Погасла первая ракета, за ней вторая.
— Очки, мои очки! — воскликнул Вовка каким-то чужим голосом.
— Зачем они тебе?
— Я должен видеть их! Очки! — Вовка шарил руками по асфальту и наконец нашел очки.
Мы с Поповым подхватили Вовку под руки.
— Оставьте! — убежденно сказал Вовка. — Бегите, я задержу немцев.
— Сдурел! — крикнул я.
— Я ранен смертельно, Коля. Беги! — тихо приказал Вовка.
— Верно говорит, — подтвердил Уткин. — Его не спасем и сами погибнем!
Я лежал рядом с Вовкой и стрелял из автомата. Передо мной как вихрь неслись мысли. Мелькнуло лицо Нины с большими серыми глазами, скрипка на спине Уткина, Мать в заводском халате. «Значит, скоро на фронт?» — «Да ты не бойся, мам! Сколько людей воюют».
— Товарищ лейтенант, — дернул меня за рукав Уткин, — бежим!
Собачий лай, как быстрая волна, катился на нас.
— Беги, Коля! — чуть слышно сказал Вовка.
Лучше остаться здесь и умереть рядом с ним.
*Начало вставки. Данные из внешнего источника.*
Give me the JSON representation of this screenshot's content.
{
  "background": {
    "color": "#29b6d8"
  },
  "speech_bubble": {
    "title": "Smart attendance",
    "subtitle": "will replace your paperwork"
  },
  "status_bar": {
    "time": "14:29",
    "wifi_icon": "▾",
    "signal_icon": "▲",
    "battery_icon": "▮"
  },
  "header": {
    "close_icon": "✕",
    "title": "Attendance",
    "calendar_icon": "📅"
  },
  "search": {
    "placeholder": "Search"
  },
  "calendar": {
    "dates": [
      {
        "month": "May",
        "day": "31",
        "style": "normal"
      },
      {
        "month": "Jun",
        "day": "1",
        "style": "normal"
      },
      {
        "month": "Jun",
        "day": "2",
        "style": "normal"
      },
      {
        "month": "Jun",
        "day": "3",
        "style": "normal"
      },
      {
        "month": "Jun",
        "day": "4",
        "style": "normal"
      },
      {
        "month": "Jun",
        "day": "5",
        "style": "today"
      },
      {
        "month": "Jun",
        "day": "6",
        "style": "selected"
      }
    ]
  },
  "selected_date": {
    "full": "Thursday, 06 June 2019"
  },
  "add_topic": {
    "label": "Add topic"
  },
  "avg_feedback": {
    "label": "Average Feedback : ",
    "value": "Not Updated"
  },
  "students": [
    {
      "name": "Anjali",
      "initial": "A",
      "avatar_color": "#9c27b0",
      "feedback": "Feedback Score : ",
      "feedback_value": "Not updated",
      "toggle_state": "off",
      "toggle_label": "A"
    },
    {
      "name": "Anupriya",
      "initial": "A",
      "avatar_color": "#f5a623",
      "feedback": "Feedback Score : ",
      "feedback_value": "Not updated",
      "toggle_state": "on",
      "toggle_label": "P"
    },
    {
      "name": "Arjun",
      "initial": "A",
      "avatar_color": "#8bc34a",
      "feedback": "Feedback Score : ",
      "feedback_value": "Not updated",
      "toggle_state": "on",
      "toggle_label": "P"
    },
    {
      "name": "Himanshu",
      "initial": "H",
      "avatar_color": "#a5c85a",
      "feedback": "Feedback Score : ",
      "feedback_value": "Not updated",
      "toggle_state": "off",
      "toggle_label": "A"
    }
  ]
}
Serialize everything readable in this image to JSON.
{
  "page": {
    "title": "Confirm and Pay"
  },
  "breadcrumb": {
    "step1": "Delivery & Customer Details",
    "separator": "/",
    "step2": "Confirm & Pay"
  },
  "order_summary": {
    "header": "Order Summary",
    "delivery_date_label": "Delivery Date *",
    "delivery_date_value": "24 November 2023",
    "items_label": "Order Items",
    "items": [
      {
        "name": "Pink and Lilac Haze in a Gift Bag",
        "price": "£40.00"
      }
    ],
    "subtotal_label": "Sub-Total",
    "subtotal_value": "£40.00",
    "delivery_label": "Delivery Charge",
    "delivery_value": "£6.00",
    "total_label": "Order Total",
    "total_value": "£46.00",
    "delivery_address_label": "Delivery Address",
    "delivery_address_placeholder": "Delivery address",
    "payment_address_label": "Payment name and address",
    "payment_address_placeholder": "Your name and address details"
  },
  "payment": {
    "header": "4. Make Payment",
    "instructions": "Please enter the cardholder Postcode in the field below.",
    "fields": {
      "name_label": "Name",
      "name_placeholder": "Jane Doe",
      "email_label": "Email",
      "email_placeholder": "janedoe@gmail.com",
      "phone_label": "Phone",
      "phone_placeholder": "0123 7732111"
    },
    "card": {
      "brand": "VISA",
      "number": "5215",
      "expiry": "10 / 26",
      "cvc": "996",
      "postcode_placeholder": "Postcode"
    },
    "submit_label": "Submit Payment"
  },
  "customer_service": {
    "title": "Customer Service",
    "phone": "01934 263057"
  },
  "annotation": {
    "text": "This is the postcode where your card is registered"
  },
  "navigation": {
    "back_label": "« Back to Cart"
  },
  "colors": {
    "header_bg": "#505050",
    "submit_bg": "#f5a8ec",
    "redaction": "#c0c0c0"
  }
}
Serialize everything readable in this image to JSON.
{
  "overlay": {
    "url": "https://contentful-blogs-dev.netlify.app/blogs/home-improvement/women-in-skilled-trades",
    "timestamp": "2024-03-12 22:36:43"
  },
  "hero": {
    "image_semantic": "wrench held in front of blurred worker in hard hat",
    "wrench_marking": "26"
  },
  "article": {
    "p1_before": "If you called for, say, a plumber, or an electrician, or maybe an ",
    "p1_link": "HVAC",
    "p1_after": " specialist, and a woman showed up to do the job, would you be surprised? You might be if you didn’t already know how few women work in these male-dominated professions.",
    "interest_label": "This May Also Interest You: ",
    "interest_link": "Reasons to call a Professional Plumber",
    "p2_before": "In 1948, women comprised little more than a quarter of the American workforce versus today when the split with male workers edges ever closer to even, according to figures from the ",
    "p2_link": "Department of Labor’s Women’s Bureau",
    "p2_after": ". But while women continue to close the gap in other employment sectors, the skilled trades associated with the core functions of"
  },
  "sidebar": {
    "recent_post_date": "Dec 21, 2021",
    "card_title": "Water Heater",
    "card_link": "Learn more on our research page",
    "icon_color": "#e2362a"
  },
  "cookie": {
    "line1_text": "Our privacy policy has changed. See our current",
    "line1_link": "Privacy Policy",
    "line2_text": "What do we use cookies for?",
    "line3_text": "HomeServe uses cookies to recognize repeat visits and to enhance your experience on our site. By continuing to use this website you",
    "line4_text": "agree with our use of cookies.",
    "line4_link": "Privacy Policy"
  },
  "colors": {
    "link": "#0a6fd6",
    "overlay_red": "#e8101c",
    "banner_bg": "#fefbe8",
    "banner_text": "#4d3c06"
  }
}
— Я приказываю! Уходи! — из последних сил произнес Вовка. — Они близко.
«От вас зависит судьба фронта, жизнь сотен людей», — услышал я голос комдива. За линией фронта ждут координаты целей. Если на рассвете «катюши» не ударят по врагу, враг прорвет оборону.
Попов крепко подхватил меня под руку, и мы побежали.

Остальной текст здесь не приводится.